There is a committee in parliament that gets to see secret information, perhaps they could demand to see authorization and activities of a given operation.
I have no knowledge on the subject so this isn't suggesting a conspiracy theory, but hypothetically if there were a conspiracy of the security services wanting to illegally do things that this board rejected, wouldn't they just... do it, without telling this board "oh, fyi we're ignoring that ruling you made yesterday and proceeding to hack away because we really want that info!"

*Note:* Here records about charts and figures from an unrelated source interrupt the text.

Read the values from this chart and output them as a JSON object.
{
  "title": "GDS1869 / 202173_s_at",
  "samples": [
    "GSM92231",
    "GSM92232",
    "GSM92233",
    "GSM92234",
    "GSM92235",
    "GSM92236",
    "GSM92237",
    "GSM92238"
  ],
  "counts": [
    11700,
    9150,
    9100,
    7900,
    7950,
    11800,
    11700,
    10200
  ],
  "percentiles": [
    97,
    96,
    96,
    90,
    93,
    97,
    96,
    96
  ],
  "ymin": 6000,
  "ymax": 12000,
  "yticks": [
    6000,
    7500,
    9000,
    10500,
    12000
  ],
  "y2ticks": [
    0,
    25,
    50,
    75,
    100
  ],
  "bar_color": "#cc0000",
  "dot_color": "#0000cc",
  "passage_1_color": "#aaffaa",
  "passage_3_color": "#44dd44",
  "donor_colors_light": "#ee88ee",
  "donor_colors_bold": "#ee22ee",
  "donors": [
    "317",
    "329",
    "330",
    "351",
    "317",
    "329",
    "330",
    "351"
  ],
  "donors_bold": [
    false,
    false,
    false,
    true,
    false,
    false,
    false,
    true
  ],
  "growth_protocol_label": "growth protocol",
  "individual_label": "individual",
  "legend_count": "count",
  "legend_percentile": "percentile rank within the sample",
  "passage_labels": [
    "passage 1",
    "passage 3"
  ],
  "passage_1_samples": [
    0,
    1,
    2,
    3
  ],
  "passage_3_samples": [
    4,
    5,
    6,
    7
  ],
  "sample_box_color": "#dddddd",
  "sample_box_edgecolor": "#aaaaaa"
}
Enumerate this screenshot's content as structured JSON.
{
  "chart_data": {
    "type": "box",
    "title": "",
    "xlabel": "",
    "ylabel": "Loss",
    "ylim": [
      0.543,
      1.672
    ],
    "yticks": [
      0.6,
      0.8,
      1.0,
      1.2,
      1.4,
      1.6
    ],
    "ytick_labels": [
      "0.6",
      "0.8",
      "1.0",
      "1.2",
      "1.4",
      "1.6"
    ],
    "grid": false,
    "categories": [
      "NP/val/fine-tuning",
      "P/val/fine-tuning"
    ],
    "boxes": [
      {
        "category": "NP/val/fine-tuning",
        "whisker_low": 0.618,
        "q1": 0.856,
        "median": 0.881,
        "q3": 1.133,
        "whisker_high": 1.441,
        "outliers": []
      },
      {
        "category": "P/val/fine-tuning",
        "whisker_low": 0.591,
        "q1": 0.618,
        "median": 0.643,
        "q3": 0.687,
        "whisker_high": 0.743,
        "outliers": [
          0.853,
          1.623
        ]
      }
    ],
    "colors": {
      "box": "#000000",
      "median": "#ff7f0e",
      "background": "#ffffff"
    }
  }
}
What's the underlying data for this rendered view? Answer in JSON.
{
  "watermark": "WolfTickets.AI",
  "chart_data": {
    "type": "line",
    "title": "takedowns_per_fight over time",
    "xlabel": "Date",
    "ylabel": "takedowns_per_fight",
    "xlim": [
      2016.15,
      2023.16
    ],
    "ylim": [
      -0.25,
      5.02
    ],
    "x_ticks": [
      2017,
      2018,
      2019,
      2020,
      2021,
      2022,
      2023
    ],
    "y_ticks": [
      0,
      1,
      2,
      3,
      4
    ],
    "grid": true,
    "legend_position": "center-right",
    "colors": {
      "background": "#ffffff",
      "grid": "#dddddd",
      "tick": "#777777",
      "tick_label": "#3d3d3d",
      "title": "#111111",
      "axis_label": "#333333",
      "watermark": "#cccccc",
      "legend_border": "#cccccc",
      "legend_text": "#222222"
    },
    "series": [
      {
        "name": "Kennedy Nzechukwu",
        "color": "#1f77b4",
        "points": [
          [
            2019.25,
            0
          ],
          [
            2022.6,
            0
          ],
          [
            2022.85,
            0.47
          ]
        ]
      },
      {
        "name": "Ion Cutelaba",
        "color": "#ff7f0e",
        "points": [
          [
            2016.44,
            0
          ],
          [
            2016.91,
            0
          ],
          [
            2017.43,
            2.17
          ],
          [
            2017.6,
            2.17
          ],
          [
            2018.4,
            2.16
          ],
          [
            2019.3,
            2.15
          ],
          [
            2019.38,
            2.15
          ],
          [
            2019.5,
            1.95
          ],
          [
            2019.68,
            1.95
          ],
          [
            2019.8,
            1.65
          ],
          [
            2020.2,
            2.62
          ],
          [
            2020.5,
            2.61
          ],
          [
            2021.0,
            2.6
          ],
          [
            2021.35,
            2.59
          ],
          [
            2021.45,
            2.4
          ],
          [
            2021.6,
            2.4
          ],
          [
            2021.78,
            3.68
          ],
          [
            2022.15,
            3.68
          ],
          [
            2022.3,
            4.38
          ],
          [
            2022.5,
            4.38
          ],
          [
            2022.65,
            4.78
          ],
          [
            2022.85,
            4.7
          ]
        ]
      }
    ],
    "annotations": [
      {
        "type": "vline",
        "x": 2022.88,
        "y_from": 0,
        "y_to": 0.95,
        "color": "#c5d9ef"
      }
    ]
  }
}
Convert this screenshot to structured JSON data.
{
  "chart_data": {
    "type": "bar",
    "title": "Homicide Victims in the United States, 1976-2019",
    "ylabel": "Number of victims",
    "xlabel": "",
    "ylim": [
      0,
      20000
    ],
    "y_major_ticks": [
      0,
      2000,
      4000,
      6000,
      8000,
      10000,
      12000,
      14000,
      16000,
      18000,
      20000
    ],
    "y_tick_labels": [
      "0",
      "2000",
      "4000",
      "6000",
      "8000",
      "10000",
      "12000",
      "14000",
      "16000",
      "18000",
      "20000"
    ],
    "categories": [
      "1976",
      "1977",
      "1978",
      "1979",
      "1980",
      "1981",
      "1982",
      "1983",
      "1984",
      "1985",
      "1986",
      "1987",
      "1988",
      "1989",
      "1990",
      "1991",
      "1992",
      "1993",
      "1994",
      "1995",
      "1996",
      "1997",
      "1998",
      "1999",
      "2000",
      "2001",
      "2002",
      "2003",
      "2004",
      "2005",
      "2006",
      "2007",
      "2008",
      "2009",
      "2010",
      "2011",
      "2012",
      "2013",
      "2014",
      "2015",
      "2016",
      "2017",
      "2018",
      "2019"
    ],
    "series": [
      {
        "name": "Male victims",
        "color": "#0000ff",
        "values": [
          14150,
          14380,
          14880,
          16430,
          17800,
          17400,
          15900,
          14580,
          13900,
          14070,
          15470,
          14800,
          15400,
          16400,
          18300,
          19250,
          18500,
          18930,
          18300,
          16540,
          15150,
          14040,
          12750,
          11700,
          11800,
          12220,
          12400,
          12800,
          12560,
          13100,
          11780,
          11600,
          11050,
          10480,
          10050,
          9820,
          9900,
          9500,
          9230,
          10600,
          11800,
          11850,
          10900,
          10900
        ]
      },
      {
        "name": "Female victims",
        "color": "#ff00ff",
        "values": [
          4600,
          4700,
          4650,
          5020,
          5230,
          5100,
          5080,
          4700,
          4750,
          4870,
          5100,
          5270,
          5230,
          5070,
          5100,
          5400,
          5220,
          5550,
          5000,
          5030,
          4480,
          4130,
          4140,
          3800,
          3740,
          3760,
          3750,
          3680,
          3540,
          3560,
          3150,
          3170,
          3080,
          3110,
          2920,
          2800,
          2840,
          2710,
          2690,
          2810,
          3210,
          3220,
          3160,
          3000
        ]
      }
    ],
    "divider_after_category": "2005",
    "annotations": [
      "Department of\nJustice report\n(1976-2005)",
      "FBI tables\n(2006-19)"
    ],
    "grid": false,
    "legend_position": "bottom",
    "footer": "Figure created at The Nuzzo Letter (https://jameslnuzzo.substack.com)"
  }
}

They'd probably even be clever enough to do stuff like continue to submit less-invasive requests (if we can't do X can we do 1/2th of X) or whatever other responses they would have if they were indeed respecting the ruling, despite the fact that actually these follow-up requests were wasting everyone's time to obscure that they'd already done what they were initially banned from doing, and now just needed a smoke screen and maybe some parallel construction to give a legal way to prosecute.
In such a hypothetical (a security service wanting people to believe they're following the rulings while actually not caring about the rules at all), would it actually be discoverable short of them screwing up or having a whistleblower? Are there audits in place by other government departments that would even have a chance of finding out if it were happening? (Even before then wondering whether such an unethical hypothetical security service wouldn't also stoop to other unethical practices such as blackmailing those who are meant to audit them, etc...)
I don't know what any of the answers are to this line of thinking, I'm sure plenty of people smarter and more knowledgeable in this area than me have put plenty of thought into it, but I've never heard of any magic solutions to enable transparent accountability while maintaining the secrecy needed. Maybe I'm just uninformed?